Page:NCGLE v Minister of Justice.djvu/119

From Wikisource
Jump to navigation Jump to search
This page has been proofread, but needs to be validated.
Sachs J

[121]Ackermann J has, I believe, dealt convincingly with the assertion that the Court has failed to promote substantive as opposed to formal equality. Indeed, his judgment is itself a good example of a refusal to follow a formal equality test, which could have based invalidity simply on the different treatment accorded by the law to anal intercourse according to whether the partner was male or female.

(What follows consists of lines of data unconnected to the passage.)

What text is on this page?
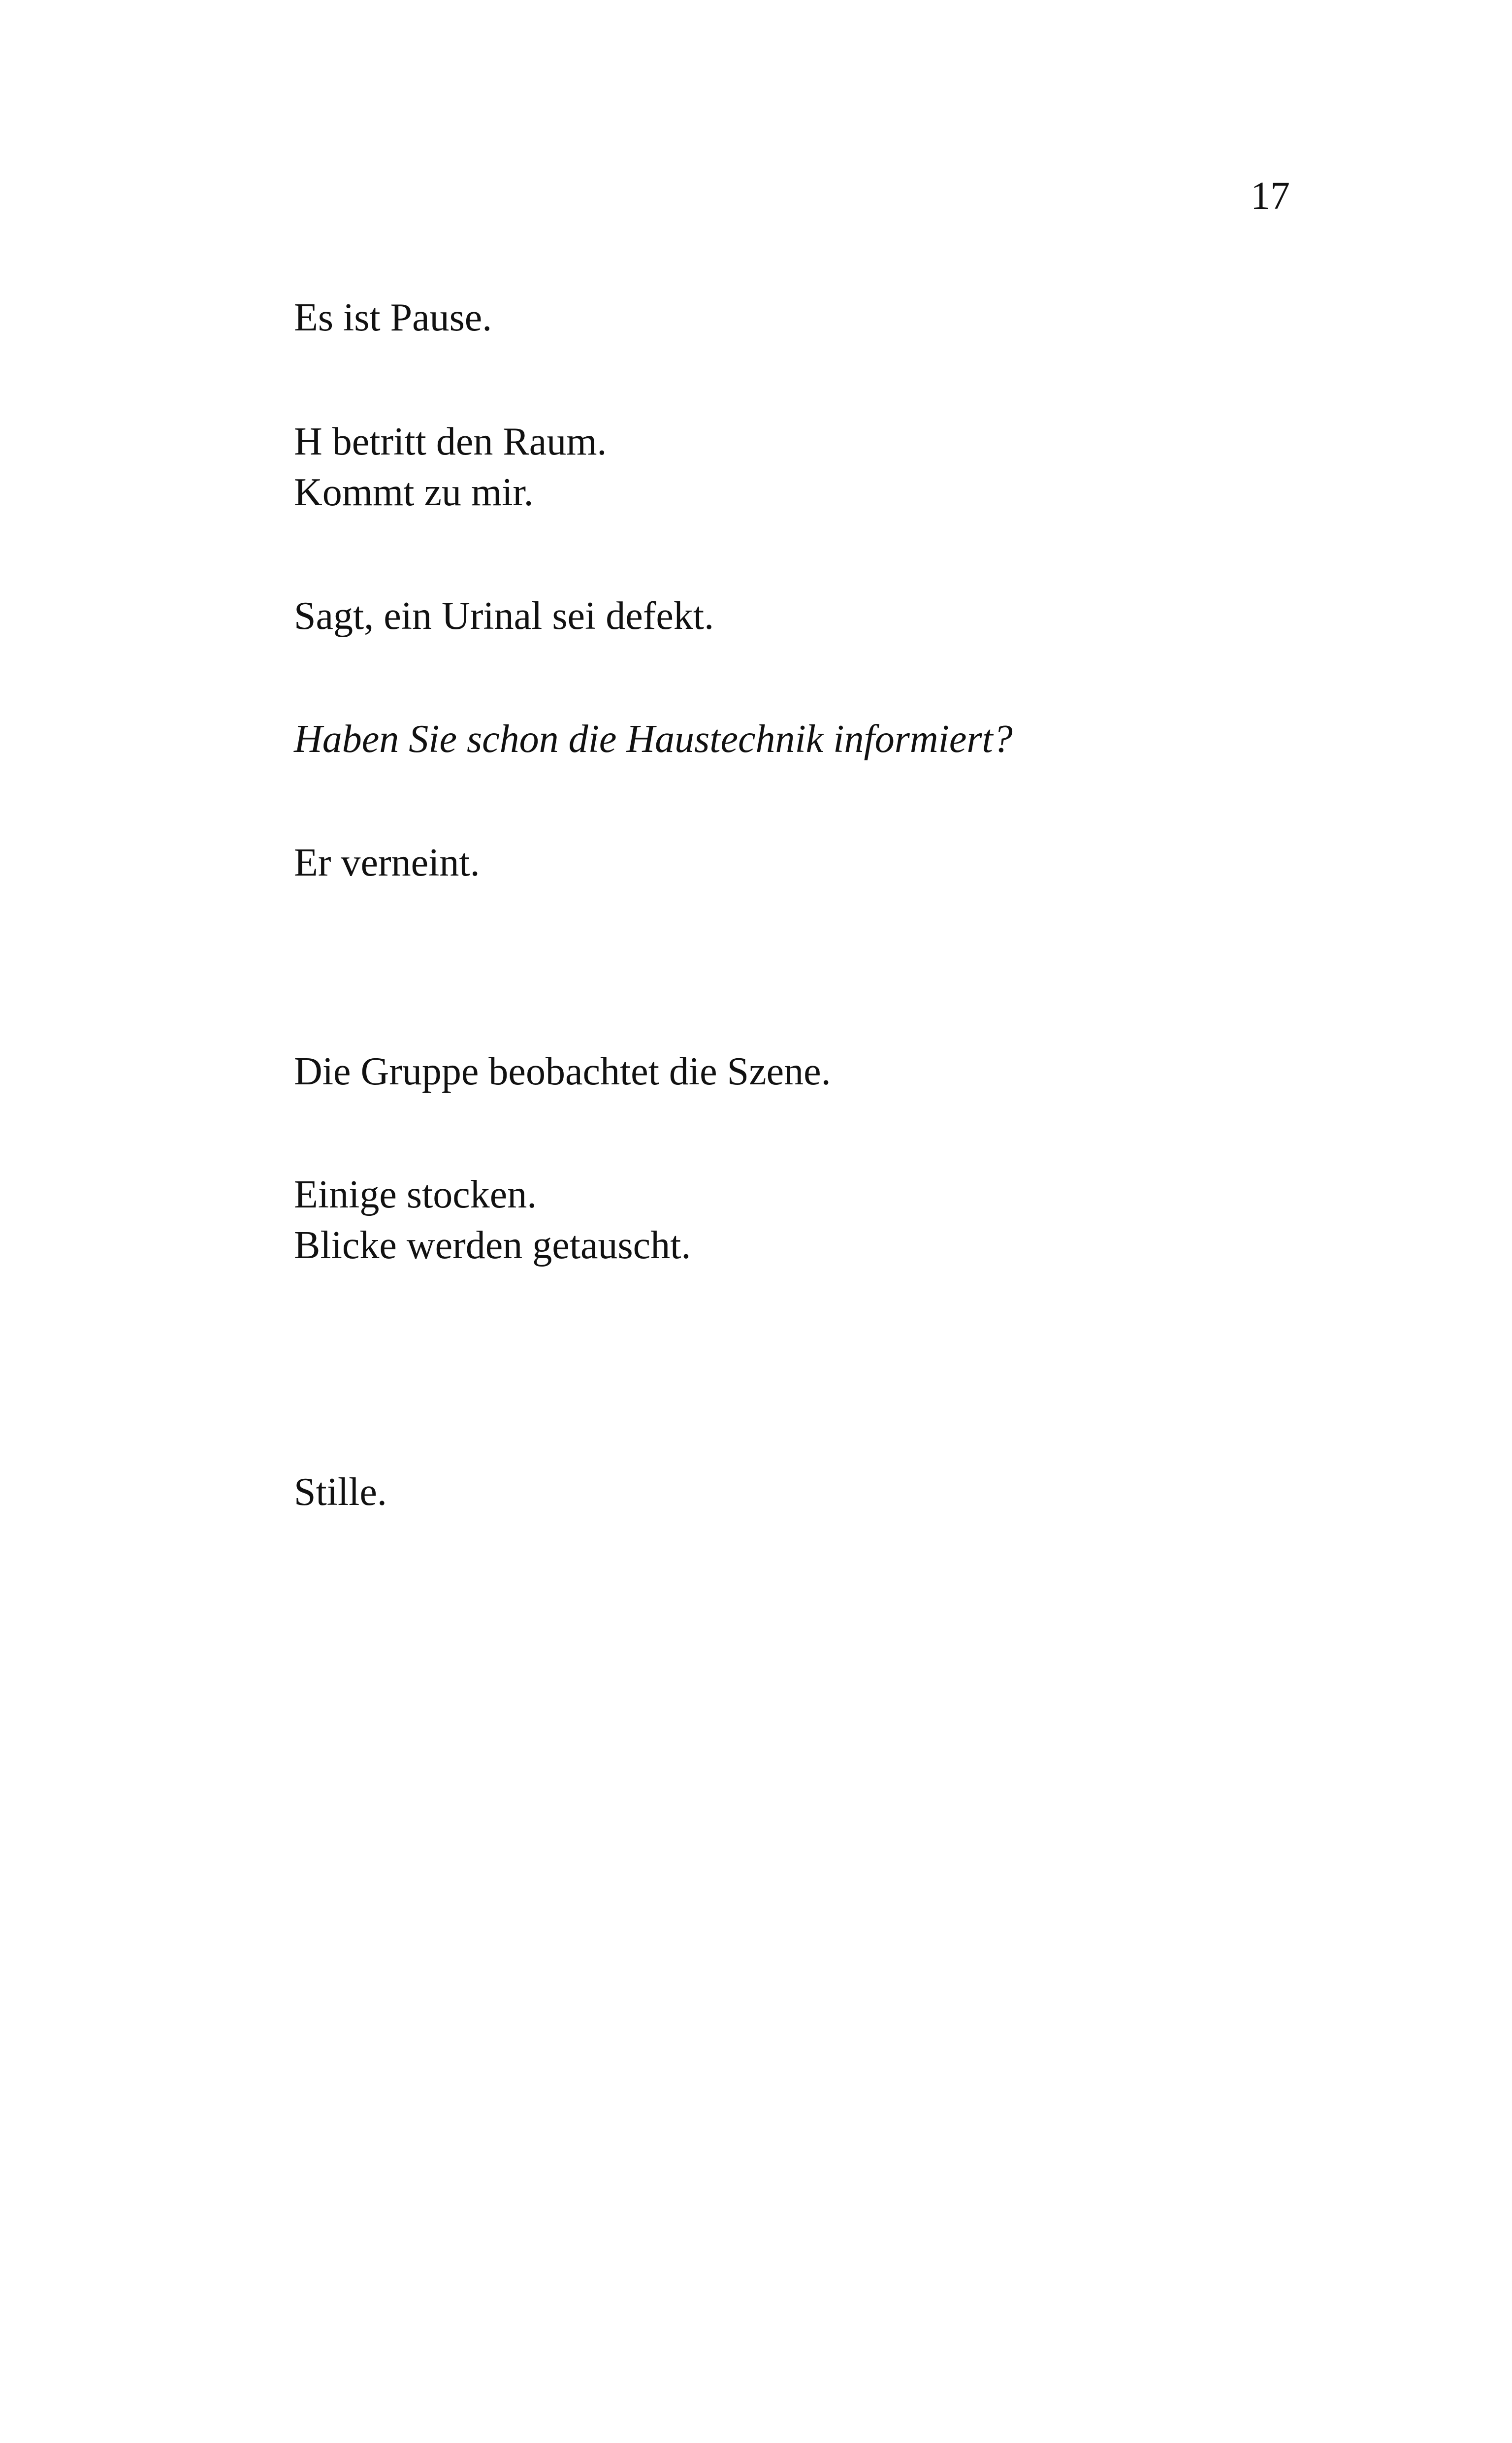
17
Es ist Pause.
H betritt den Raum.
Kommt zu mir.
Sagt, ein Urinal sei defekt.
Haben Sie schon die Haustechnik informiert?
Er verneint.
Die Gruppe beobachtet die Szene.
Einige stocken.
Blicke werden getauscht.
Stille.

Instead, the judgment has with appropriate sensitivity for the way anti-gay prejudice has impinged on the dignity of members of the gay community, focussed on the manner in which the anti-sodomy laws have reinforced systemic disadvantage both of a practical and a spiritual nature. Furthermore, it has done so not by adopting the viewpoint of the so-called reasonable lawmaker who accepts as objective all the prejudices of heterosexual society as incorporated into the laws in question, but by responding to the request of the applicants to look at the matter from the perspective of those whose lives and sense of self-worth are affected by the measures.[1] I would like to endorse, and I believe, strengthen this argument by referring to reasons of principle and strategy why, when developing equality jurisprudence, the Court should continue to maintain its focus on the defined anti-discrimination principles of sections 9(3), (4) and (5), which contain respect for human dignity at their core.


  1. Ackermann J above at paras 20–27 and paras 58–64.